358 après J.C. À Lutèce, capitale des Gaules, alors que l’hiver est extrêmement rigoureux, des femmes enceintes souffrent d’un mal étrange : elles sont en proie à des cauchemars et à des douleurs insoutenables. Pour comprendre les origines de cette malédiction, il faut remonter 33 ans plus tôt, lors du concile de Nicée. Là-bas, Necronia, habile sorcière, et Athanase, chrétien fanatique, ont noué un pacte macabre. Marcus Pius, centurion stationné à Lutèce, est mandaté pour mener l’enquête et retrouver les sages-femmes qui ont disparu et comprendre quel est le mal qui affectent les femmes enceintes. « On ne peut décemment pas laisser souffrir et mourir toutes les femmes de Lutèce. » (p. 44) Il doit faire vite : l’épouse d’un de ses soldats et celle du César Julien sont également frappées par cette malédiction empoisonnante.
Voilà un polar historique de bonne facture. L’auteur a pris pour point de départ le concile de Nicée et pour point d’arrivée un évènement personnel de la vie du César Julien, tel qu’il l’a mentionné dans ses mémoires. Le récit est sous-tendu par des citations traduites des chroniques d’Ammien, lui-même personnage clé du roman. Marcus Pius est un héros fictif qui croise des figures de l’Antiquité tardive et qui inscrit son aventure dans l’histoire très méconnue des premiers temps de Lutèce, qui deviendra Paris.
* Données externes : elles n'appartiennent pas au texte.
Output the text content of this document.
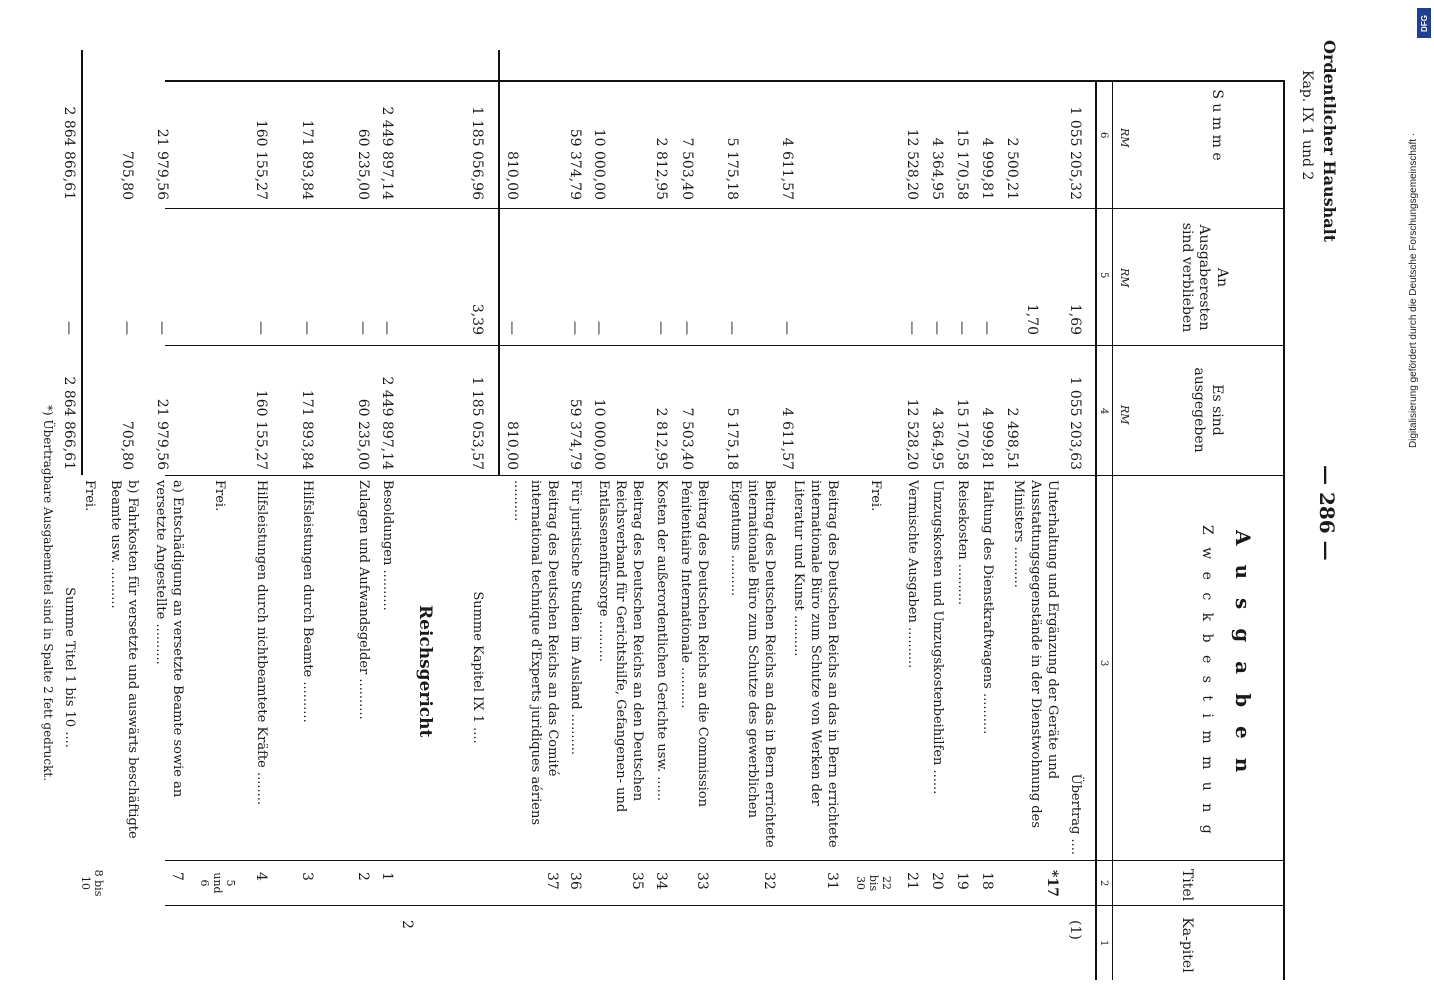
Ordentlicher Haushalt
Kap. IX 1 und 2
— 286 —
Ka-pitel
Titel
A u s g a b e n
Z w e c k b e s t i m m u n g
Es sind ausgegeben
An Ausgaberesten sind verblieben
S u m m e
RM
RM
RM
1
2
3
4
5
6
(1)
Übertrag ....
1 055 203,63
1,69
1 055 205,32
*17
Unterhaltung und Ergänzung der Geräte und Ausstattungsgegenstände in der Dienstwohnung des Ministers ..........
2 498,51
1,70
2 500,21
18
Haltung des Dienstkraftwagens ..........
4 999,81
—
4 999,81
19
Reisekosten ..........
15 170,58
—
15 170,58
20
Umzugskosten und Umzugskostenbeihilfen ......
4 364,95
—
4 364,95
21
Vermischte Ausgaben ..........
12 528,20
—
12 528,20
22 bis 30
Frei.
31
Beitrag des Deutschen Reichs an das in Bern errichtete internationale Büro zum Schutze von Werken der Literatur und Kunst ..........
4 611,57
—
4 611,57
32
Beitrag des Deutschen Reichs an das in Bern errichtete internationale Büro zum Schutze des gewerblichen Eigentums ..........
5 175,18
—
5 175,18
33
Beitrag des Deutschen Reichs an die Commission Pénitentiaire Internationale ..........
7 503,40
—
7 503,40
34
Kosten der außerordentlichen Gerichte usw. ......
2 812,95
—
2 812,95
35
Beitrag des Deutschen Reichs an den Deutschen Reichsverband für Gerichtshilfe, Gefangenen- und Entlassenenfürsorge ..........
10 000,00
—
10 000,00
36
Für juristische Studien im Ausland ..........
59 374,79
—
59 374,79
37
Beitrag des Deutschen Reichs an das Comité international technique d'Experts juridiques aériens ..........
810,00
—
810,00
Summe Kapitel IX 1 ....
1 185 053,57
3,39
1 185 056,96
2
Reichsgericht
1
Besoldungen ..........
2 449 897,14
—
2 449 897,14
2
Zulagen und Aufwandsgelder ..........
60 235,00
—
60 235,00
3
Hilfsleistungen durch Beamte ..........
171 893,84
—
171 893,84
4
Hilfsleistungen durch nichtbeamtete Kräfte ........
160 155,27
—
160 155,27
5 und 6
Frei.
7
a) Entschädigung an versetzte Beamte sowie an versetzte Angestellte ..........
21 979,56
—
21 979,56
b) Fahrkosten für versetzte und auswärts beschäftigte Beamte usw. ..........
705,80
—
705,80
8 bis 10
Frei.
Summe Titel 1 bis 10 ....
2 864 866,61
—
2 864 866,61
*) Übertragbare Ausgabemittel sind in Spalte 2 fett gedruckt.
Digitalisierung gefördert durch die Deutsche Forschungsgemeinschaft ·
DFG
« Julien veut faire de Lutèce un lieu où se rencontreront des intellectuels, des artistes et des penseurs afin d’élever le niveau de connaissance dans des domaines bien mis à mal par les croyances et les superstitions chrétiennes. » (p. 51) Hormis l’usage anachronique du mot « intellectuel », cette citation illustre parfaitement les projets d’un général éclairé dans un monde qui se cherche entre paganisme et christianisme naissant. Le concile de Nicée a vaguement tenté d’unifier les adeptes de Christus autour d’un même Credo, mais l’empreinte du polythéisme antique ne s’efface pas encore.
Le récit est intéressant d’un point de vue médical. Correx, Gryllos, Salustios et Oribase sont médecins et ils témoignent de la curiosité scientifique de l’époque. Les maieutikas, ou sages-femmes, sont détentrices d’un savoir obscur, mais précieux. Entre savoir et croyance, l’enquête ne peut ignorer « la dimension mystique et religieuse qui se cache derrière ces maléfices. » (p. 158)
L’auteur use de termes latins pour désigner des choses éminemment latines : les armes, les vêtements, l’urbanisme, etc. Il est dommage que le glossaire ne soit pas complet puisque certains termes qui y renvoient ne s’y trouvent pas. La formulation en latin des ordres militaires donne l’illusion de la bataille et participe de la puissance d’évocation qui permet une immersion réussie.
Il me manque d’avoir lu la première aventure de Marcus Pius, Le feu de Mithra. Cela m’aurait permis de me familiariser davantage avec les personnages et de mieux comprendre les références à la première enquête et à la bataille d’Argentoratum contre les Alamans. Néanmoins, ce volume peut se lire indépendamment du premier et offre un divertissement de qualité. L’univers mystico-religieux est parfaitement maîtrisé et mis au service d’une théorie du complot comme on aimerait en lire plus souvent : vraiment politique et pas uniquement hystérique (pour ceux qui auraient un doute, oui je pense aux textes de Dan Brown). Peur sur Lutèce est un bon roman qui mêle histoire et enquête avec intelligence.